Cryptographic attack

An adaptive chosen-ciphertext attack (abbreviated as CCA2) is an interactive form of chosen-ciphertext attack in which an attacker first sends a number of ciphertexts to be decrypted chosen adaptively and then uses the results to distinguish a target ciphertext without consulting the oracle on the challenge ciphertext. In an adaptive attack, the attacker is further allowed adaptive queries to be asked after the target is revealed (but the target query is disallowed). It is extending the indifferent (non-adaptive) chosen-ciphertext attack (CCA1), where the second stage of adaptive queries is not allowed.

Charles Rackoff and Dan Simon defined CCA2 and suggested a system building on the non-adaptive CCA1 definition and system of Moni Naor and Moti Yung, which was the first treatment of chosen ciphertext attack immunity of public key systems.

In certain practical settings, the goal of the attack is gradually revealing information about an encrypted message or about the decryption key itself. For public-key systems, adaptive-chosen-ciphertexts are generally applicable only when they have the property of ciphertext malleability, when a ciphertext can be modified in specific ways that will have a predictable effect on the decryption of that message.

==Practical attacks==
Adaptive-chosen-ciphertext attacks were perhaps considered to be a theoretical concern but not to have been be manifested in practice until 1998, when Daniel Bleichenbacher (then of Bell Laboratories) demonstrated a practical attack against systems using RSA encryption in concert with the PKCS#1 v1.5 encoding function, including a version of the Secure Sockets Layer (SSL) protocol that was used by thousands of web servers at the time.

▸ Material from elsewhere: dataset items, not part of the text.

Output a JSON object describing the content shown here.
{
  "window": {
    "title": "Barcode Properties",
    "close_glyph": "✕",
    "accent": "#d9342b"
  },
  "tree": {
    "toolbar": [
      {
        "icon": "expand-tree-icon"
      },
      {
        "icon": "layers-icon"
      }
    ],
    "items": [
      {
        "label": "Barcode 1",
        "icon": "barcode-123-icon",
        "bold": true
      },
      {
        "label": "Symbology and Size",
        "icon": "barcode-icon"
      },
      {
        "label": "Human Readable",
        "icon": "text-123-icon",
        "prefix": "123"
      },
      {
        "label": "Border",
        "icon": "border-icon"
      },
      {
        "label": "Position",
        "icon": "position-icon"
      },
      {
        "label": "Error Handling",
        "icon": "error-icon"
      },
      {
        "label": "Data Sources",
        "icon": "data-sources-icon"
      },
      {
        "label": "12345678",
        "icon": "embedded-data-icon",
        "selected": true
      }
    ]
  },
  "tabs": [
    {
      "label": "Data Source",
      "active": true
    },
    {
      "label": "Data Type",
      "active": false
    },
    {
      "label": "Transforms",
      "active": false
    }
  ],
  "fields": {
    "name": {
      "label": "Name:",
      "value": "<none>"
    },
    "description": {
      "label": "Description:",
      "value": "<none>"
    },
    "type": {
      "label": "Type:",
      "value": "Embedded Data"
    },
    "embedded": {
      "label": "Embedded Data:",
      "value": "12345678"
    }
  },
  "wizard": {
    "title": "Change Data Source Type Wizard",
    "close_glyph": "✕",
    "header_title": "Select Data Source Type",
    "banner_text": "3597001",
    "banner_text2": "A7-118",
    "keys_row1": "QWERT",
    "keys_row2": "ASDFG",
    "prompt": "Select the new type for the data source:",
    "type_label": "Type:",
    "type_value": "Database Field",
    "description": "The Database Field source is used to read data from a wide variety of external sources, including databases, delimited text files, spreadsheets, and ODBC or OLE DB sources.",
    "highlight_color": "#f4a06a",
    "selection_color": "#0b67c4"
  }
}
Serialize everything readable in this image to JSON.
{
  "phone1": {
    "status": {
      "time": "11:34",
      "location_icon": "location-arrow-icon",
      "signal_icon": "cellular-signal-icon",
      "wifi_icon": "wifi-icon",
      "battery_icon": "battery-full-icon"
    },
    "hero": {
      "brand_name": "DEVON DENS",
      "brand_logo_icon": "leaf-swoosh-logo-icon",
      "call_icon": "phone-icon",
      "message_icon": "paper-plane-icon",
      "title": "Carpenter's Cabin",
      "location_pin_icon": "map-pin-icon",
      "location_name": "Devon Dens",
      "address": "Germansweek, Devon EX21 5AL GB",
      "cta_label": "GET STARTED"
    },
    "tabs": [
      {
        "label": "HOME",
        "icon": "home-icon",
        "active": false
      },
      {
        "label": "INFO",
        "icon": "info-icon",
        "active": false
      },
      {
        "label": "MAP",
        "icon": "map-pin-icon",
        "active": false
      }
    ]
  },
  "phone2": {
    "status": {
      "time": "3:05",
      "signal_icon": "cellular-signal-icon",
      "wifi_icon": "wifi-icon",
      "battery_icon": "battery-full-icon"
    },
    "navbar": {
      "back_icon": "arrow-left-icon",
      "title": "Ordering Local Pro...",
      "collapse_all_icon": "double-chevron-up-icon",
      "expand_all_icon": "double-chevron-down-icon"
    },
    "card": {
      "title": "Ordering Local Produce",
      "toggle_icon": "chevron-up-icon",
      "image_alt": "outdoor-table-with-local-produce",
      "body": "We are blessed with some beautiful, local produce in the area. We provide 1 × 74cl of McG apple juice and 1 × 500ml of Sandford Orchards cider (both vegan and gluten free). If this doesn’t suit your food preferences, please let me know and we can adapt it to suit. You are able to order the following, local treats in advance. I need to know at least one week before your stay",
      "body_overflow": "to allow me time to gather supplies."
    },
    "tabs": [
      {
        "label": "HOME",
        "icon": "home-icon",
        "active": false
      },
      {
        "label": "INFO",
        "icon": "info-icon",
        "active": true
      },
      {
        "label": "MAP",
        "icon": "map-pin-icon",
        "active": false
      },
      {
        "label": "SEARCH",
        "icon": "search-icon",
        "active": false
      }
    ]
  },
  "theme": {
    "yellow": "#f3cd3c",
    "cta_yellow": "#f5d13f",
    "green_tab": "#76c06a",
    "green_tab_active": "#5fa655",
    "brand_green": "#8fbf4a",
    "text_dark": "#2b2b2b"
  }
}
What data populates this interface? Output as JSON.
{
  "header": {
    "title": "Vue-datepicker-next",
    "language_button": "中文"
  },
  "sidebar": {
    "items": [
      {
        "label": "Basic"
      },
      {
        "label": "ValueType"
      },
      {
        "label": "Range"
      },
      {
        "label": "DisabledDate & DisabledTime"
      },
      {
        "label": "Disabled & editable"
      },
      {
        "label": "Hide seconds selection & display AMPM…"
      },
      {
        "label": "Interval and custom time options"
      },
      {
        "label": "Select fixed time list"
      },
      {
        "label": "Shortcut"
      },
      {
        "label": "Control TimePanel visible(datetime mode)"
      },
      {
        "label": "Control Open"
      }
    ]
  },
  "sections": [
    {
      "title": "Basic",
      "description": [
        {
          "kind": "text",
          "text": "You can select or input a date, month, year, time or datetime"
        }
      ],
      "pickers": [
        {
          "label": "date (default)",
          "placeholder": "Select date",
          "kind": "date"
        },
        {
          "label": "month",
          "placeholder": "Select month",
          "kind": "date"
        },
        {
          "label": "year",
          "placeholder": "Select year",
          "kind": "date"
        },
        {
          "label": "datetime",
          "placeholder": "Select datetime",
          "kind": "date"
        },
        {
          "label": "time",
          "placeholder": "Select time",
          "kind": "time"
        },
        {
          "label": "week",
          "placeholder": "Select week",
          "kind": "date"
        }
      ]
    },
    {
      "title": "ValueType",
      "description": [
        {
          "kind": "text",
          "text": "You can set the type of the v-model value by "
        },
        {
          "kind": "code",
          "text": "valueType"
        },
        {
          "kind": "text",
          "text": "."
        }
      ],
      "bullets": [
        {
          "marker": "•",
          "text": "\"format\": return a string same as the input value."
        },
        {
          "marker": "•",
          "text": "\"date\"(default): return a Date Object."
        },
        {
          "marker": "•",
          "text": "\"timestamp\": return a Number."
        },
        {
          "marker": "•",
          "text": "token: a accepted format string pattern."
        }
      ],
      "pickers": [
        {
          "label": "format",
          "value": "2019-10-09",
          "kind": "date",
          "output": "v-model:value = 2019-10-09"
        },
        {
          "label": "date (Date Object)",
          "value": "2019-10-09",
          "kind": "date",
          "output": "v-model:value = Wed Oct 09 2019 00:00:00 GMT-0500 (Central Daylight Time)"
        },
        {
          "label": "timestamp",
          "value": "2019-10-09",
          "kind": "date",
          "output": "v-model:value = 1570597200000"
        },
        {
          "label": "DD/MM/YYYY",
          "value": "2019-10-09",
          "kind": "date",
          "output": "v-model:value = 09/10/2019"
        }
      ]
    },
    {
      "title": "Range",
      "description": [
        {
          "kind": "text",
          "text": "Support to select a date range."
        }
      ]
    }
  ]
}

The Bleichenbacher attacks, also known as the million message attack, took advantage of flaws within the PKCS #1 v1.5 padding function to gradually reveal the content of an RSA encrypted message. Under this padding function, padded plaintexts have a fixed format that it should follow. If the decryption device (e.g. SSL-equipped web server) somehow reveals whether the padding is valid, it also serves as an "oracle" that reveals information on the secret key. Finding the whole key requires sending several million test ciphertexts to the target. In practical terms, this means that an SSL session key can be exposed in a reasonable amount of time, perhaps a day or less.

With slight variations, the vulnerability was still exploitable in many servers in 2018, under the new name "Return Of Bleichenbacher's Oracle Threat" (ROBOT), and again in 2023, as the Marvin Attack.

==Preventing attacks==
To prevent adaptive-chosen-ciphertext attacks, it is necessary to use an encryption or encoding scheme that limits ciphertext malleability and a proof of security of the system. After the theoretical and foundation level development of CCA secure systems, a number of systems have been proposed in the Random Oracle model: the most common standard for RSA encryption is Optimal Asymmetric Encryption Padding (OAEP).

Unlike improvised schemes such as the padding used in the early versions of PKCS#1, OAEP has been proven secure in the random oracle model, OAEP was incorporated into PKCS#1 as of version 2.0 published in 1998 as the now-recommended encoding scheme, with the older scheme still supported but not recommended for new applications. However, the golden standard for security is to show the system secure without relying on the Random Oracle idealization.

==Mathematical model==
In complexity-theoretic cryptography, security against adaptive chosen-ciphertext attacks is commonly modeled using ciphertext indistinguishability (IND-CCA2).